How I Use It
I first came across this site when doing some work with students on historic conflicts. BBC has a collection called The Road to War 1935-1939; the collection includes great clips documenting some of the events that led to official start of the war. Most are pretty short and effectively summarize for students the many incidents on the road to the conflict. I introduced one to the students as a whole group and then asked them to specialize in pairs, viewing the different clips and then doing a bit of extra research to become 'experts' on several of the different incidents.
Then as a whole class we linked them together to see how the pieces fit together. We attempted to analyze and see at what point conflict could have been avoided while also trying to salvage some kind of peaceful co-existence. It made for interesting discussion with many different student references to the source materials, something that I love to see in the classroom as it grounds opinions in evidence.

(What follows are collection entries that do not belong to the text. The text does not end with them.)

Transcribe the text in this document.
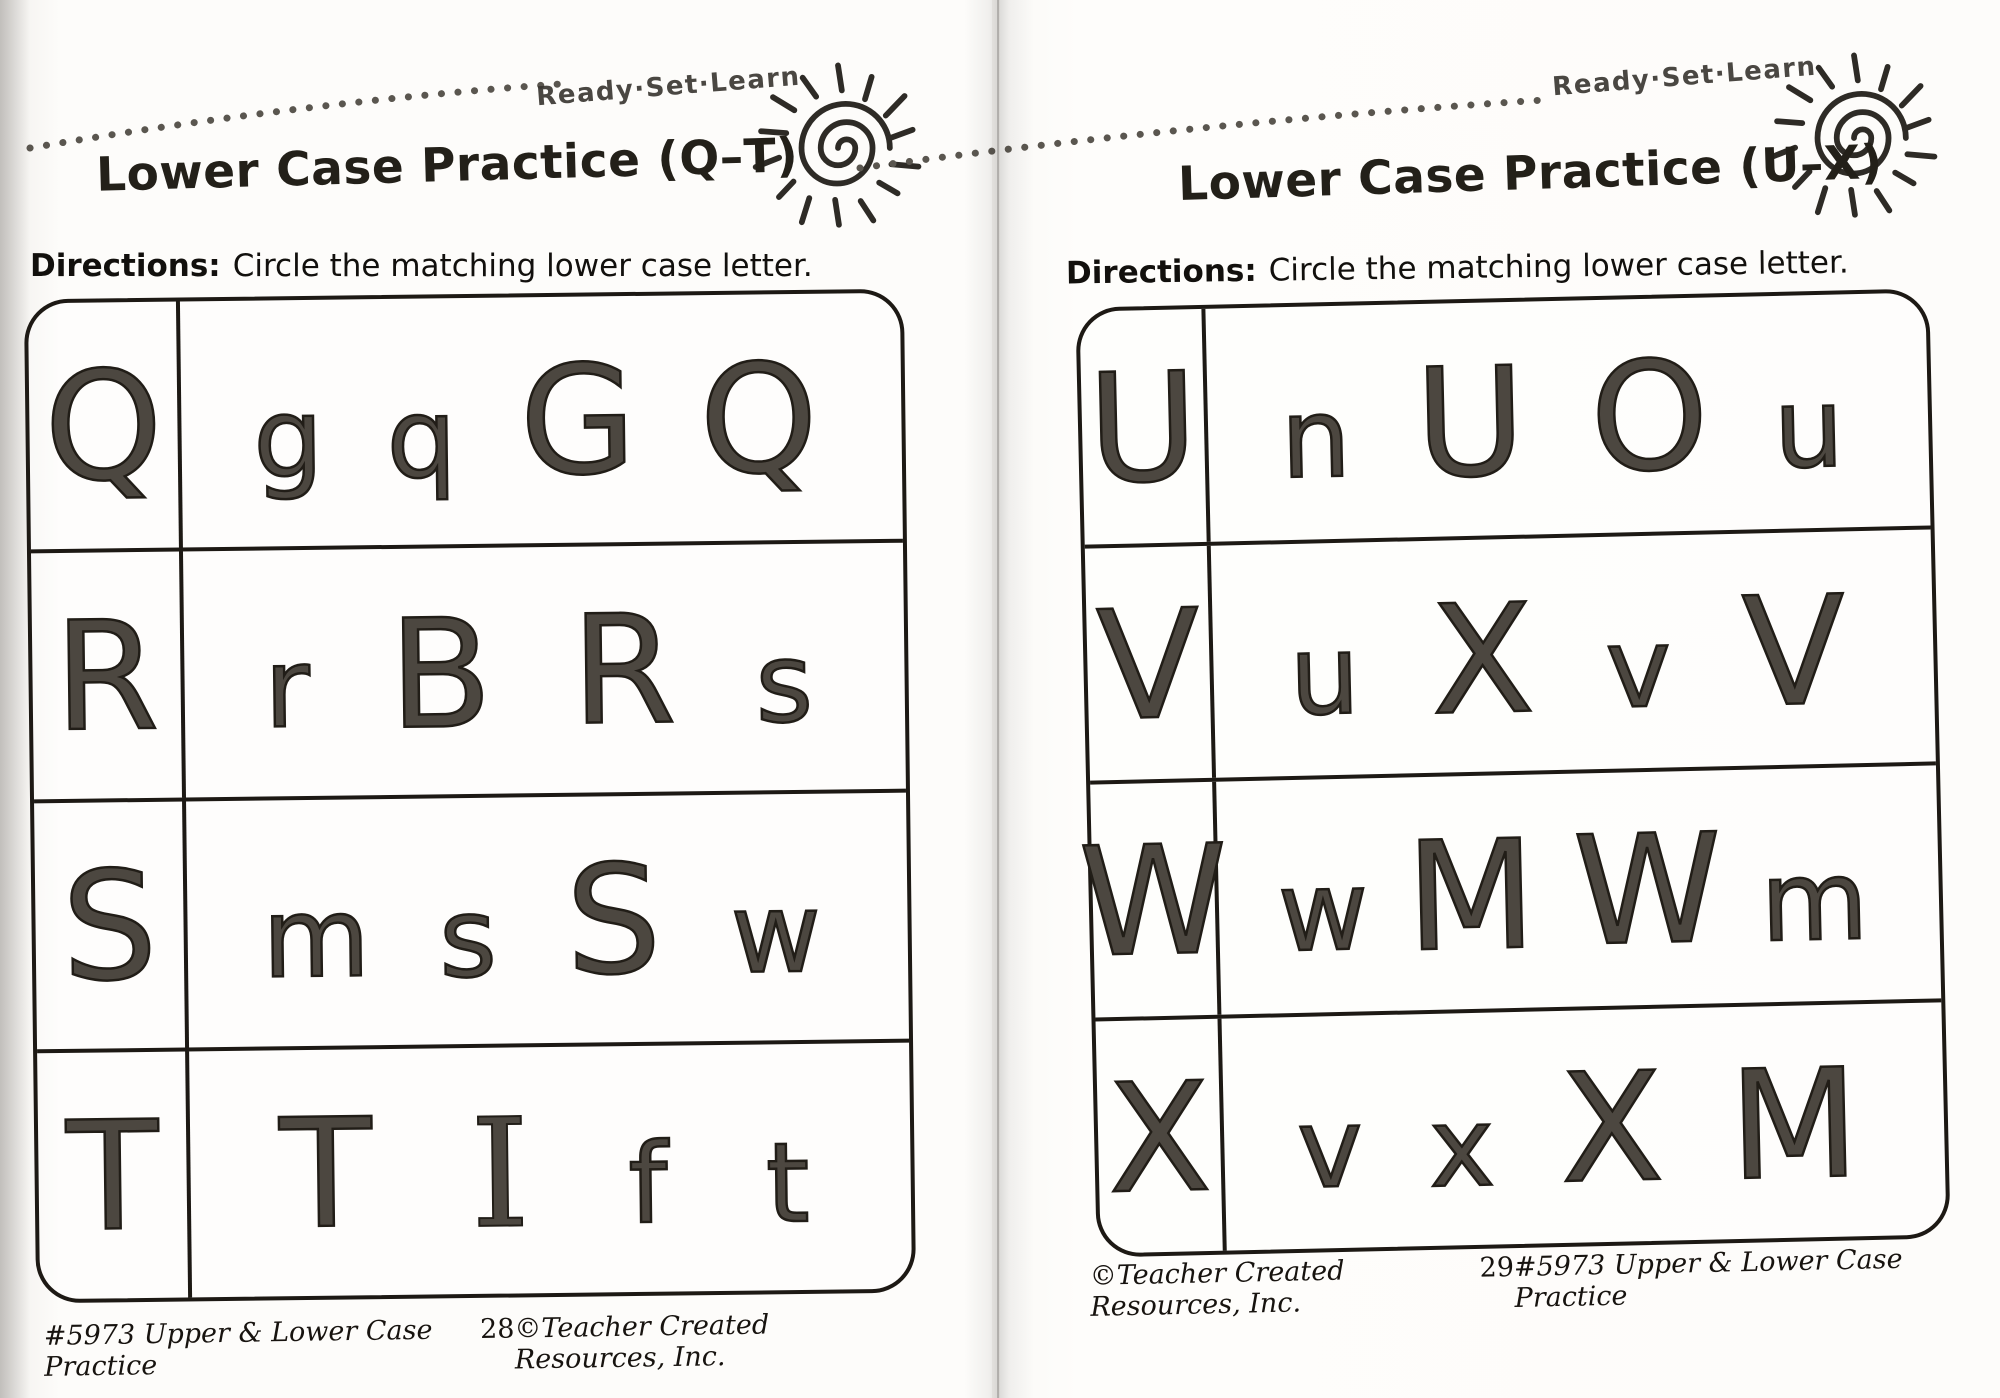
Ready·Set·Learn
Lower Case Practice (Q–T)

Directions: Circle the matching lower case letter.

Q g q G Q
R r B R s
S m s S w
T T I f t
#5973 Upper & Lower Case Practice
28 ©Teacher Created Resources, Inc.
Ready·Set·Learn
Lower Case Practice (U–X)

Directions: Circle the matching lower case letter.

U n U O u
V u X v V
W w M W m
X v x X M
©Teacher Created Resources, Inc.
29 #5973 Upper & Lower Case Practice
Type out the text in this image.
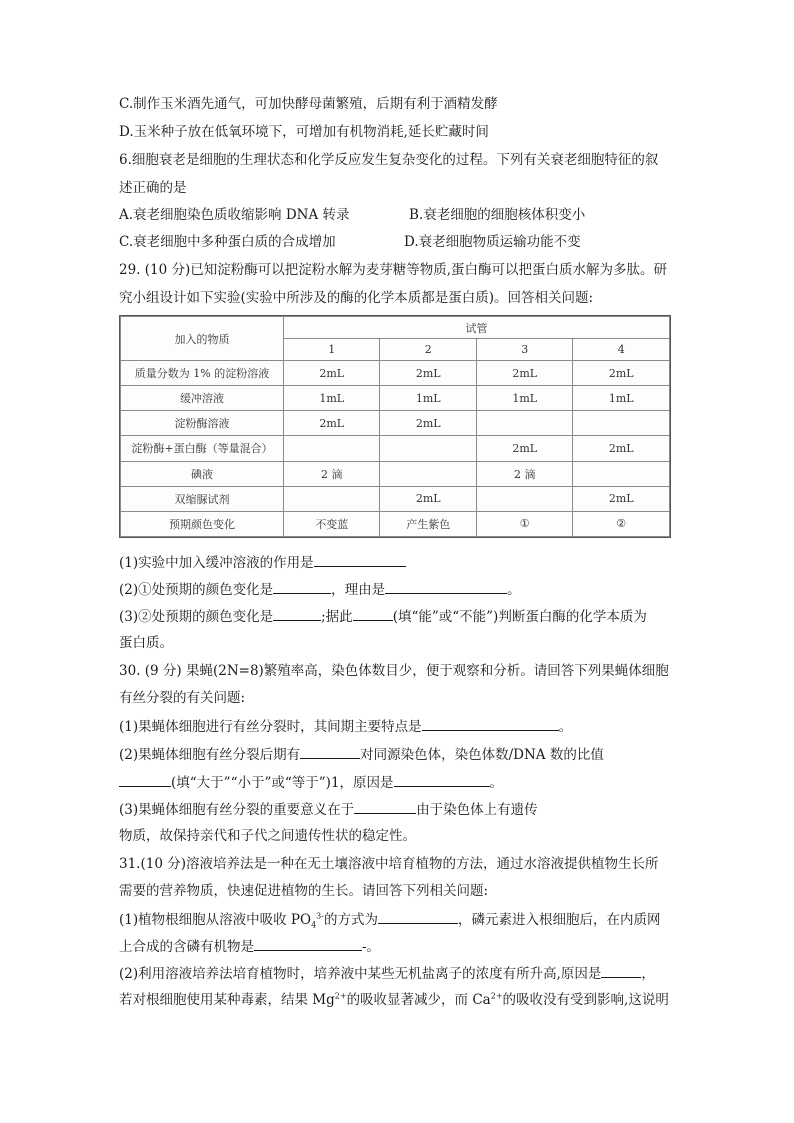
C.制作玉米酒先通气，可加快酵母菌繁殖，后期有利于酒精发酵
D.玉米种子放在低氧环境下，可增加有机物消耗,延长贮藏时间
6.细胞衰老是细胞的生理状态和化学反应发生复杂变化的过程。下列有关衰老细胞特征的叙
述正确的是
A.衰老细胞染色质收缩影响 DNA 转录	B.衰老细胞的细胞核体积变小
C.衰老细胞中多种蛋白质的合成增加	D.衰老细胞物质运输功能不变
29. (10 分)已知淀粉酶可以把淀粉水解为麦芽糖等物质,蛋白酶可以把蛋白质水解为多肽。研
究小组设计如下实验(实验中所涉及的酶的化学本质都是蛋白质)。回答相关问题:
加入的物质	试管			
	1	2	3	4
质量分数为 1% 的淀粉溶液	2mL	2mL	2mL	2mL
缓冲溶液	1mL	1mL	1mL	1mL
淀粉酶溶液	2mL	2mL		
淀粉酶+蛋白酶（等量混合）			2mL	2mL
碘液	2 滴		2 滴	
双缩脲试剂		2mL		2mL
预期颜色变化	不变蓝	产生紫色	①	②
(1)实验中加入缓冲溶液的作用是
(2)①处预期的颜色变化是	，理由是	。
(3)②处预期的颜色变化是	;据此	(填“能”或“不能”)判断蛋白酶的化学本质为
蛋白质。
30. (9 分) 果蝇(2N=8)繁殖率高，染色体数目少，便于观察和分析。请回答下列果蝇体细胞
有丝分裂的有关问题:
(1)果蝇体细胞进行有丝分裂时，其间期主要特点是	。
(2)果蝇体细胞有丝分裂后期有	对同源染色体，染色体数/DNA 数的比值
(填“大于”“小于”或“等于”)1，原因是	。
(3)果蝇体细胞有丝分裂的重要意义在于	由于染色体上有遗传
物质，故保持亲代和子代之间遗传性状的稳定性。
31.(10 分)溶液培养法是一种在无土壤溶液中培育植物的方法，通过水溶液提供植物生长所
需要的营养物质，快速促进植物的生长。请回答下列相关问题:
(1)植物根细胞从溶液中吸收 $PO_4^{3-}$的方式为	，磷元素进入根细胞后，在内质网
上合成的含磷有机物是	-。
(2)利用溶液培养法培育植物时，培养液中某些无机盐离子的浓度有所升高,原因是	，
若对根细胞使用某种毒素，结果 $Mg^{2+}$的吸收显著减少，而 $Ca^{2+}$的吸收没有受到影响,这说明
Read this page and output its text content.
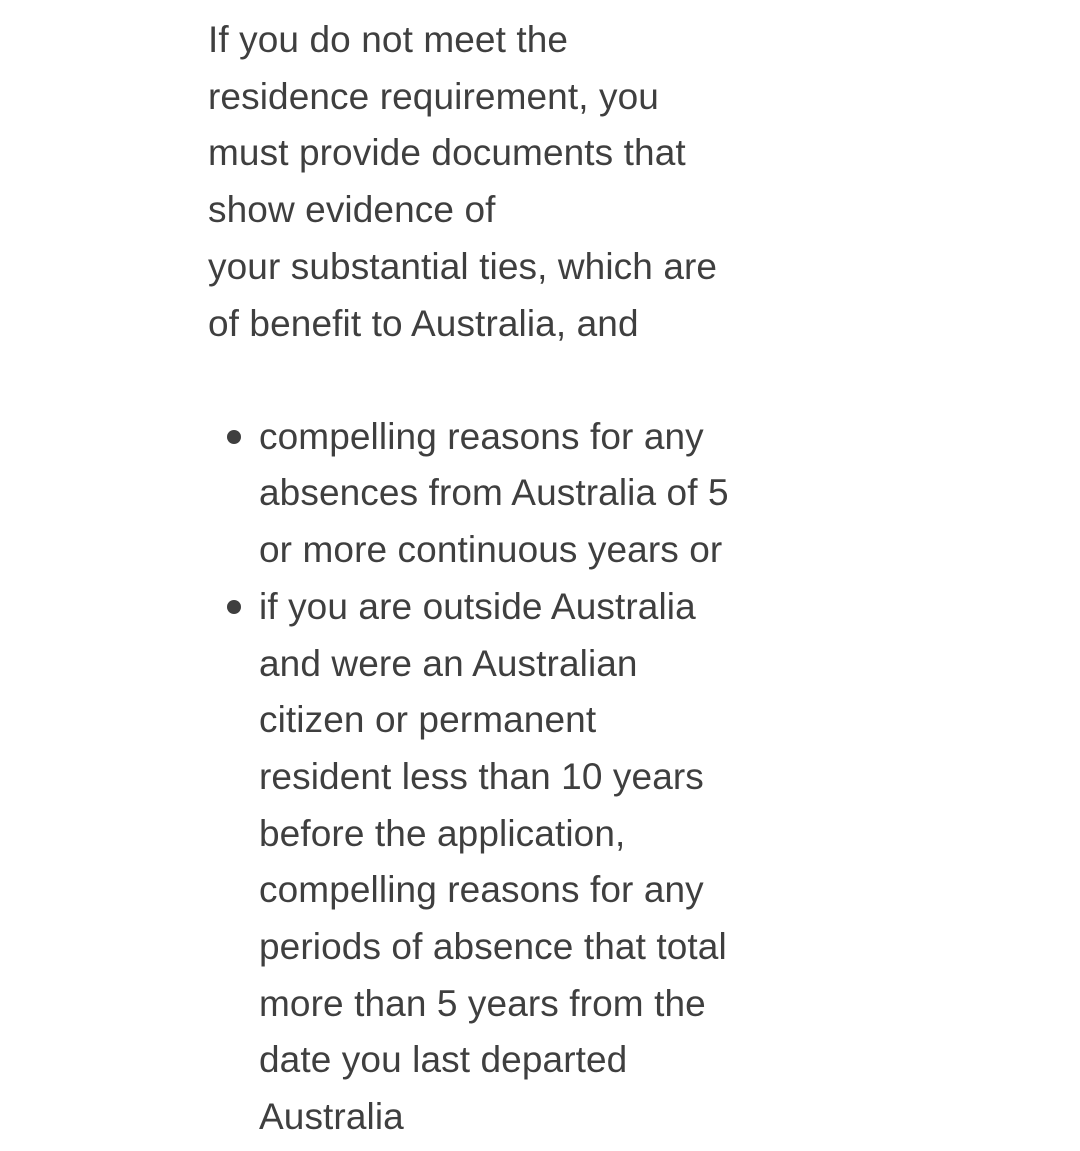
If you do not meet the
residence requirement, you
must provide documents that
show evidence of
your substantial ties, which are
of benefit to Australia, and

compelling reasons for any
absences from Australia of 5
or more continuous years or
if you are outside Australia
and were an Australian
citizen or permanent
resident less than 10 years
before the application,
compelling reasons for any
periods of absence that total
more than 5 years from the
date you last departed
Australia
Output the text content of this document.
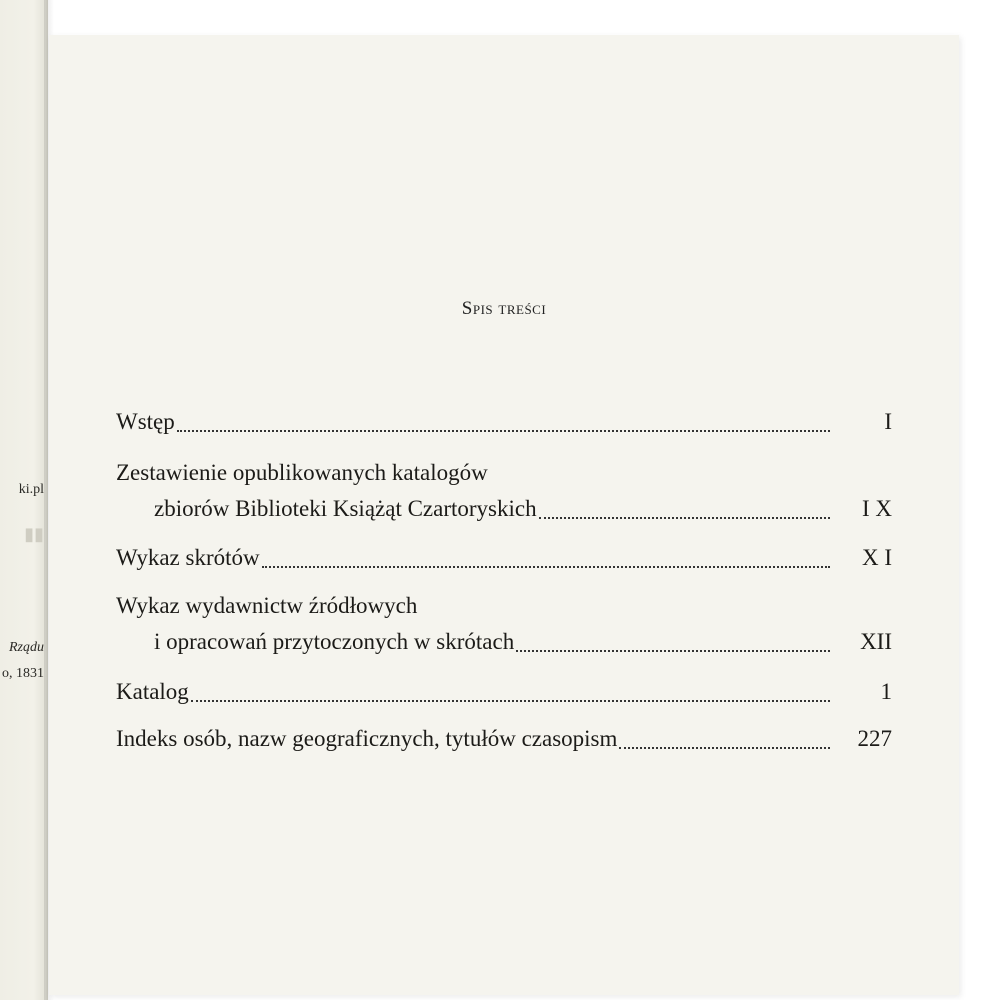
ki.pl
▮▮
Rządu
o, 1831
Spis treści
Wstęp	I
Zestawienie opublikowanych katalogów
zbiorów Biblioteki Książąt Czartoryskich	I X
Wykaz skrótów	X I
Wykaz wydawnictw źródłowych
i opracowań przytoczonych w skrótach	XII
Katalog	1
Indeks osób, nazw geograficznych, tytułów czasopism	227
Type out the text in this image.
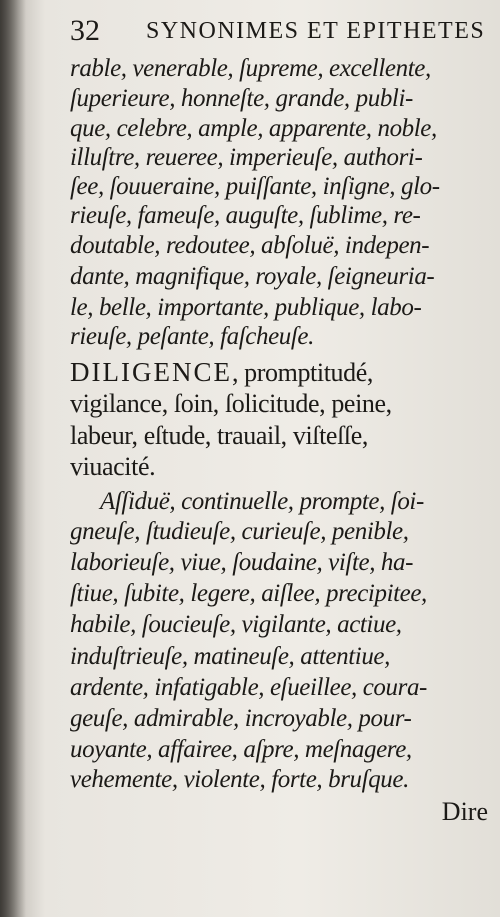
32 SYNONIMES ET EPITHETES
rable, venerable, ſupreme, excellente,
ſuperieure, honneſte, grande, publi-
que, celebre, ample, apparente, noble,
illuſtre, reueree, imperieuſe, authori-
ſee, ſouueraine, puiſſante, inſigne, glo-
rieuſe, fameuſe, auguſte, ſublime, re-
doutable, redoutee, abſoluë, indepen-
dante, magnifique, royale, ſeigneuria-
le, belle, importante, publique, labo-
rieuſe, peſante, faſcheuſe.
DILIGENCE, promptitudé,
vigilance, ſoin, ſolicitude, peine,
labeur, eſtude, trauail, viſteſſe,
viuacité.
Aſſiduë, continuelle, prompte, ſoi-
gneuſe, ſtudieuſe, curieuſe, penible,
laborieuſe, viue, ſoudaine, viſte, ha-
ſtiue, ſubite, legere, aiſlee, precipitee,
habile, ſoucieuſe, vigilante, actiue,
induſtrieuſe, matineuſe, attentiue,
ardente, infatigable, eſueillee, coura-
geuſe, admirable, incroyable, pour-
uoyante, affairee, aſpre, meſnagere,
vehemente, violente, forte, bruſque.
Dire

The site as a whole is very eclectic in some ways with a huge variety of topics AND quite a bit of variation in quality of materials. This has some real advantages in that I have had students pursue more obscure topics on their own (e.g. The Time When Americans Drank All Day Long and What Is the Point of the Commonwealth Today?) but also some drawbacks (you can't necessarily count on using the site). The collections (like The Road to War) are the best part of the site for sure.
If the site 'matches' something you are going to study in your class, it can be really effective. You just have to do a bit of research to see if the quality of the materials is suitable for what you are doing in the class (but you often have to do that). It's really best for giving students the opportunity to explore and learn independently around a theme or topic.